Burak o sabah yine ter içinde kalmış bir şekilde uyandı her zaman ki gibi kabus görmüştü.
Okula gitmek üzere hazırlanmak için kalktı beyaz yatağından ilk işi duş almak oldu üzerinden kötümserliği atmak istiyordu 'Bugün çok güzel olacak' diye geçiriyordu içinden aslında bu dediğine kendiside inanmıyordu fakat inanmak istiyordu sonuçta o da yaşamayı hak ediyordu her insanın doğduğından beri sahip olduğu gibi.

Aynanın karşısına geçtiğinde hissettiği gibi kötü göründüğünü gördü.
Bıraz solgun yüzüne ve çatlamış dudaklarına baktıktan sonra morali bozulmuştu vakit kaybetmeden banyoya girdi ve sıcak suyun vücuduna temas etmesine izin verdi. Suyun vücuduna verdiği his iyi gelmişti biraz da olsun rahatlamıştı.
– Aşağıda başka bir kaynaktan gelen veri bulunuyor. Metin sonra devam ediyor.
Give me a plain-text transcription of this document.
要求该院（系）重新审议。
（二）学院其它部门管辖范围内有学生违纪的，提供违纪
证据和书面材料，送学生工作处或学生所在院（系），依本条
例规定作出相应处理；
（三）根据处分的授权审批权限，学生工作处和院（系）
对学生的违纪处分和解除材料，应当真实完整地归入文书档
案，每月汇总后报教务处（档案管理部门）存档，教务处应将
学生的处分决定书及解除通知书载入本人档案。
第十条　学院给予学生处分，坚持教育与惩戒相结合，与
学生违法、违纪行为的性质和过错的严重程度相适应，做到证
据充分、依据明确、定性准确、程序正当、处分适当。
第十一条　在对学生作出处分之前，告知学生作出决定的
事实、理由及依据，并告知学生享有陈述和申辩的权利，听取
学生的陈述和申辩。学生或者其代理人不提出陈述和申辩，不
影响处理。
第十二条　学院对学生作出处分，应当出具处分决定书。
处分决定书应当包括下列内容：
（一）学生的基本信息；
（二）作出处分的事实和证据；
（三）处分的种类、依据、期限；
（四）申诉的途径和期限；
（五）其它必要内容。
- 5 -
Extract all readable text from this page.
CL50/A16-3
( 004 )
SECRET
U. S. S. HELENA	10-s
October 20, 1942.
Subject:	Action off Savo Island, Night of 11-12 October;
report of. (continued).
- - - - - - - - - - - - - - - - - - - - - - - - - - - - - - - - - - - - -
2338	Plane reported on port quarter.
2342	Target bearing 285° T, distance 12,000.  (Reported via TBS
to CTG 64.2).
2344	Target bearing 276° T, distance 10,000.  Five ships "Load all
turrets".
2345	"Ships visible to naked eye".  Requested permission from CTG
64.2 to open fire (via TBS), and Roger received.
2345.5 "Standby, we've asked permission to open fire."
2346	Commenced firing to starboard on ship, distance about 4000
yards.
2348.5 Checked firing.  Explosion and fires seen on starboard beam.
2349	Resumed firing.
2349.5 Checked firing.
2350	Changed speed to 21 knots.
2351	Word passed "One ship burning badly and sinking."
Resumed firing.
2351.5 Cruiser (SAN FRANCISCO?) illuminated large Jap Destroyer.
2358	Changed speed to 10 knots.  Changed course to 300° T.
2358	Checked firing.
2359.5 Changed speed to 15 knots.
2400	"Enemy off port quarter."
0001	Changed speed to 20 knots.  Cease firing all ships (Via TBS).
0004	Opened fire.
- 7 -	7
Saçlarını kuruttu ,yatağın üzerinde daha önce hazırladığı kıyafetleri aldı ve hızlıca üzerine geçirdi. Tekrar aynaya baktığında bakışları boştu,fazla düşünmüyordu aslında düşünmek istemiyordu. Aslında düşündüğü bir şey vardı matematik sınavından 90 mı yoksa 95 mi aldığıydı.

Mutfağa kahvaltı yapmak için indiğinde annesinin kahvaltıyı hazırlamış onu bekliyor olduğunu gördü gülümsüyordu her zamanki gibi ona neşe veriyordu amacı buydu Alkım hanımın.oğlunu mutlu uyndırmak çünkü ruh halini anlayabildiğine inanıyordu.

"Teşekkür ederim" dedi Burak bakışları kahvaltıda oturmuş bir vaziyetteyken sesi sonlara doğru boğuk çıkmıştı .

"Neden teşekkür ediyorsun oğlum? Annelik vazifem bu benim." Alkım hanım genişçe gülümseyerek. Anlamıştı altındaki imayı aptal değildi fakat bu konuya girmek istemiyordu şakaya vurmuştu.

"Boşver" diyerek kahvaltısını çabucak yedi babasının aldığı siyah üzerine alev deseni olan motorla gidiyordu okula ehliyetini almıştı bu sene.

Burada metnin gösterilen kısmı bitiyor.